Entre as matérias aprovadas consta o Projeto de Resolução nº 25/2010, de autoria dos vereadores, que fixa os subsídios dos parlamentares em 75% do subsídio dos deputados estaduais do Estado de São Paulo, em obediência ao que dispõe o artigo 29, inciso VI, letra “f” da Constituição Federal. Entretanto, essa medida só entrará em vigor em 1° de janeiro de 2013 — portanto, daqui a dois anos — e não vale para os atuais vereadores da atual legislatura, como chegou a ser veiculado, erroneamente, em algumas publicações da imprensa.

Até então, os subsídios dos vereadores de Sorocaba estavam vinculados aos salários do Executivo municipal, quando a tendência dos Legislativos nos Estados — em nome da autonomia entre os Poderes, prevista na Constituição — é vincular os subsídios dos vereadores aos subsídios dos deputados estaduais, que, por sua vez, são vinculados aos dos deputados federais.
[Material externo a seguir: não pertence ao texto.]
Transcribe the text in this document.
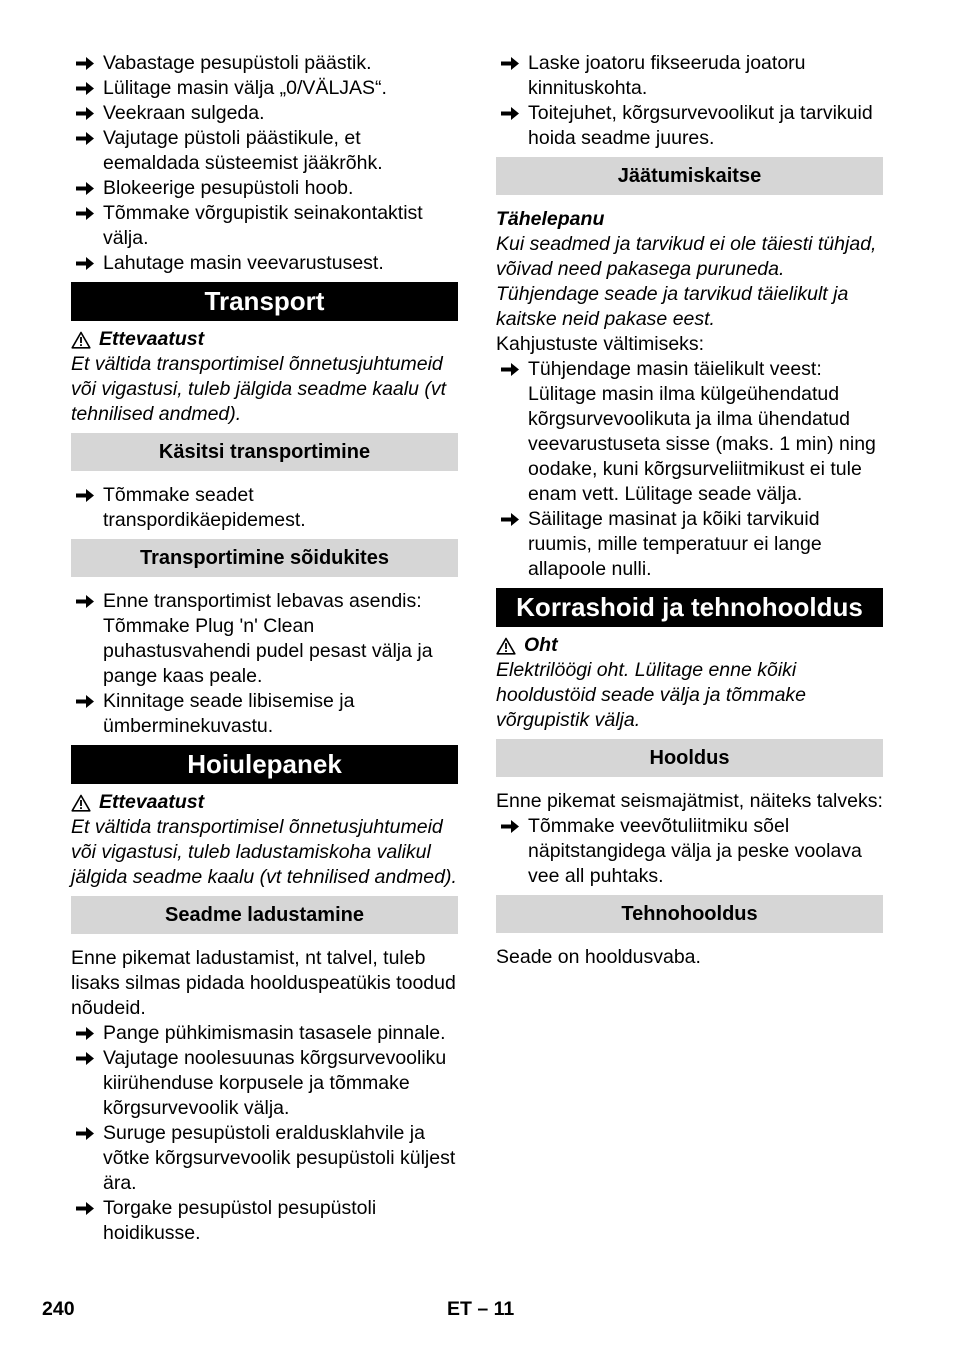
Vabastage pesupüstoli päästik.

Lülitage masin välja „0/VÄLJAS“.

Veekraan sulgeda.

Vajutage püstoli päästikule, et eemaldada süsteemist jääkrõhk.

Blokeerige pesupüstoli hoob.

Tõmmake võrgupistik seinakontaktist välja.

Lahutage masin veevarustusest.

Transport

Ettevaatust

Et vältida transportimisel õnnetusjuhtumeid või vigastusi, tuleb jälgida seadme kaalu (vt tehnilised andmed).

Käsitsi transportimine

Tõmmake seadet transpordikäepidemest.

Transportimine sõidukites

Enne transportimist lebavas asendis: Tõmmake Plug 'n' Clean puhastusvahendi pudel pesast välja ja pange kaas peale.

Kinnitage seade libisemise ja ümberminekuvastu.

Hoiulepanek

Ettevaatust

Et vältida transportimisel õnnetusjuhtumeid või vigastusi, tuleb ladustamiskoha valikul jälgida seadme kaalu (vt tehnilised andmed).

Seadme ladustamine

Enne pikemat ladustamist, nt talvel, tuleb lisaks silmas pidada hoolduspeatükis toodud nõudeid.

Pange pühkimismasin tasasele pinnale.

Vajutage noolesuunas kõrgsurvevooliku kiirühenduse korpusele ja tõmmake kõrgsurvevoolik välja.

Suruge pesupüstoli eraldusklahvile ja võtke kõrgsurvevoolik pesupüstoli küljest ära.

Torgake pesupüstol pesupüstoli hoidikusse.

Laske joatoru fikseeruda joatoru kinnituskohta.

Toitejuhet, kõrgsurvevoolikut ja tarvikuid hoida seadme juures.

Jäätumiskaitse

Tähelepanu

Kui seadmed ja tarvikud ei ole täiesti tühjad, võivad need pakasega puruneda. Tühjendage seade ja tarvikud täielikult ja kaitske neid pakase eest.

Kahjustuste vältimiseks:

Tühjendage masin täielikult veest: Lülitage masin ilma külgeühendatud kõrgsurvevoolikuta ja ilma ühendatud veevarustuseta sisse (maks. 1 min) ning oodake, kuni kõrgsurveliitmikust ei tule enam vett. Lülitage seade välja.

Säilitage masinat ja kõiki tarvikuid ruumis, mille temperatuur ei lange allapoole nulli.

Korrashoid ja tehnohooldus

Oht

Elektrilöögi oht. Lülitage enne kõiki hooldustöid seade välja ja tõmmake võrgupistik välja.

Hooldus

Enne pikemat seismajätmist, näiteks talveks:

Tõmmake veevõtuliitmiku sõel näpitstangidega välja ja peske voolava vee all puhtaks.

Tehnohooldus

Seade on hooldusvaba.

240	ET – 11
Da mesma forma, os salários do Judiciário dos Estados têm como referência os salários dos ministros do Supremo Tribunal Federal e não o dos Executivos estaduais.

Manifestação popular — Quanto à manifestação ocorrida na Câmara Municipal de Sorocaba, durante a apreciação e votação do referido projeto, ela foi tratada com o devido respeito por todos os vereadores, como são tratadas todas as manifestações do povo nesta Casa de Leis. Na condução dos trabalhos, como presidente da Câmara Municipal de Sorocaba, usei da tolerância máxima que o Regimento da Casa permite, e não impedi essas manifestações, mesmo sabendo que, especificamente neste caso, trata-se de manifestação organizada, movida por interesses inconfessos.

Até a atitude impensada de um dos manifestantes, que chegou a se despir quase totalmente em público, foi tratada com extrema serenidade pelos vereadores e pela mesa diretora. Uma vez que sua atitude infringia claramente o artigo 233 do Código Penal, que prescreve penas de multa e detenção para quem pratica ultraje público ao pudor, a segurança da Casa — sem violência — limitou-se a retirá-lo do recinto para que se acalmasse.